Differentiation

$f\left(x\right) = x^5 \text{sgn} \; x$, where $\text{sgn} \; x = \begin{cases} \dfrac{\left|x\right|}{x}, & x \neq 0 \\ 0, & x = 0 \end{cases}$ $\;\;$ ($\text{sgn} \; x$ is the signum function) Examine the continuity and differentiability of $f\left(x\right)$ at $x=0$.

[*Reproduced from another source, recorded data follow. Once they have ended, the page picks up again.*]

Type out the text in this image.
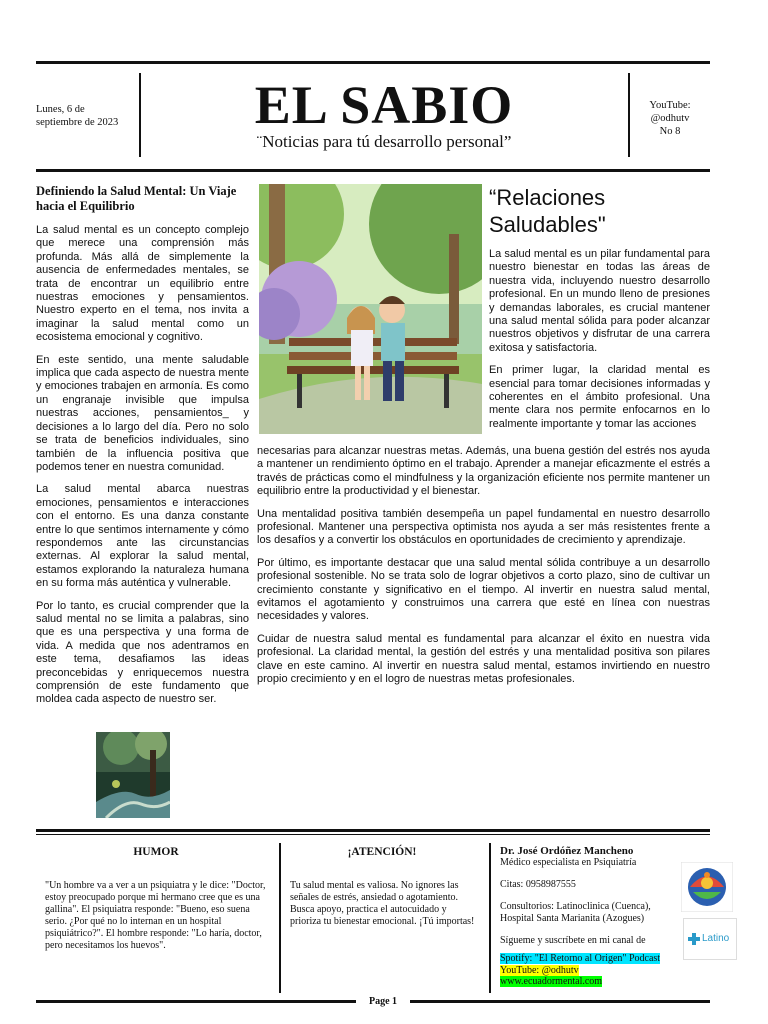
Lunes, 6 de septiembre de 2023	EL SABIO
¨Noticias para tú desarrollo personal”
YouTube:
@odhutv
No 8
Definiendo la Salud Mental: Un Viaje hacia el Equilibrio

La salud mental es un concepto complejo que merece una comprensión más profunda. Más allá de simplemente la ausencia de enfermedades mentales, se trata de encontrar un equilibrio entre nuestras emociones y pensamientos. Nuestro experto en el tema, nos invita a imaginar la salud mental como un ecosistema emocional y cognitivo.

En este sentido, una mente saludable implica que cada aspecto de nuestra mente y emociones trabajen en armonía. Es como un engranaje invisible que impulsa nuestras acciones, pensamientos_ y decisiones a lo largo del día. Pero no solo se trata de beneficios individuales, sino también de la influencia positiva que podemos tener en nuestra comunidad.

La salud mental abarca nuestras emociones, pensamientos e interacciones con el entorno. Es una danza constante entre lo que sentimos internamente y cómo respondemos ante las circunstancias externas. Al explorar la salud mental, estamos explorando la naturaleza humana en su forma más auténtica y vulnerable.

Por lo tanto, es crucial comprender que la salud mental no se limita a palabras, sino que es una perspectiva y una forma de vida. A medida que nos adentramos en este tema, desafiamos las ideas preconcebidas y enriquecemos nuestra comprensión de este fundamento que moldea cada aspecto de nuestro ser.

“Relaciones
Saludables"

La salud mental es un pilar fundamental para nuestro bienestar en todas las áreas de nuestra vida, incluyendo nuestro desarrollo profesional. En un mundo lleno de presiones y demandas laborales, es crucial mantener una salud mental sólida para poder alcanzar nuestros objetivos y disfrutar de una carrera exitosa y satisfactoria.

En primer lugar, la claridad mental es esencial para tomar decisiones informadas y coherentes en el ámbito profesional. Una mente clara nos permite enfocarnos en lo realmente importante y tomar las acciones

necesarias para alcanzar nuestras metas. Además, una buena gestión del estrés nos ayuda a mantener un rendimiento óptimo en el trabajo. Aprender a manejar eficazmente el estrés a través de prácticas como el mindfulness y la organización eficiente nos permite mantener un equilibrio entre la productividad y el bienestar.

Una mentalidad positiva también desempeña un papel fundamental en nuestro desarrollo profesional. Mantener una perspectiva optimista nos ayuda a ser más resistentes frente a los desafíos y a convertir los obstáculos en oportunidades de crecimiento y aprendizaje.

Por último, es importante destacar que una salud mental sólida contribuye a un desarrollo profesional sostenible. No se trata solo de lograr objetivos a corto plazo, sino de cultivar un crecimiento constante y significativo en el tiempo. Al invertir en nuestra salud mental, evitamos el agotamiento y construimos una carrera que esté en línea con nuestras necesidades y valores.

Cuidar de nuestra salud mental es fundamental para alcanzar el éxito en nuestra vida profesional. La claridad mental, la gestión del estrés y una mentalidad positiva son pilares clave en este camino. Al invertir en nuestra salud mental, estamos invirtiendo en nuestro propio crecimiento y en el logro de nuestras metas profesionales.

HUMOR
"Un hombre va a ver a un psiquiatra y le dice: "Doctor, estoy preocupado porque mi hermano cree que es una gallina". El psiquiatra responde: "Bueno, eso suena serio. ¿Por qué no lo internan en un hospital psiquiátrico?". El hombre responde: "Lo haría, doctor, pero necesitamos los huevos".
¡ATENCIÓN!
Tu salud mental es valiosa. No ignores las señales de estrés, ansiedad o agotamiento. Busca apoyo, practica el autocuidado y prioriza tu bienestar emocional. ¡Tú importas!
Dr. José Ordóñez Mancheno
Médico especialista en Psiquiatría
Citas: 0958987555
Consultorios: Latinoclinica (Cuenca), Hospital Santa Marianita (Azogues)
Sígueme y suscríbete en mi canal de
Spotify: "El Retorno al Origen" Podcast
YouTube: @odhutv
www.ecuadormental.com
Latino
Page 1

$\begin{aligned} \left|x\right| = \begin{cases} x, & x > 0 \\ -x, & x < 0 \end{cases} \end{aligned}$

$\begin{aligned} \therefore \; \text{sgn} \; x = \begin{cases} \dfrac{x}{x}=1, & x > 0 \\ & \\ -\dfrac{x}{x}=-1, & x < 0 \\ & \\ 0, & x=0 \end{cases} \end{aligned}$

$\begin{aligned} \therefore \; f\left(x\right) = x^5 \text{sgn} \; x = \begin{cases} x^5, & x > 0 \\ -x^5, & x < 0 \\ 0, & x=0 \end{cases} \end{aligned}$

$\begin{aligned} \text{Left Hand Derivative } \left(\text{at }x=0\right) = Lf'\left(0\right) & = \lim\limits_{h \to 0} \; \dfrac{f\left(0-h\right)-f\left(0\right)}{-h} \\ & = \lim\limits_{h \to 0} \; \dfrac{-\left(-h\right)^5 - 0}{-h} \\ & = \lim\limits_{h \to 0} \; \left(-h^4\right) = 0 \end{aligned}$

$\begin{aligned} \text{Right Hand Derivative } \left(\text{at }x=0\right) = Rf'\left(0\right) & = \lim\limits_{h \to 0} \; \dfrac{f\left(0+h\right)-f\left(0\right)}{h} \\ & = \lim\limits_{h \to 0} \; \dfrac{h^5 - 0}{h} \\ & = \lim\limits_{h \to 0} \; \left(h^4\right) = 0 \end{aligned}$

$\therefore$ $\;$ $Lf'\left(0\right) = Rf'\left(0\right) = 0$

$\implies$ $f\left(x\right)$ is differentiable at $x=0$

$\because$ $\;$ $f\left(x\right)$ is differentiable at $x=0$, $f\left(x\right)$ is also continuous at $x=0$.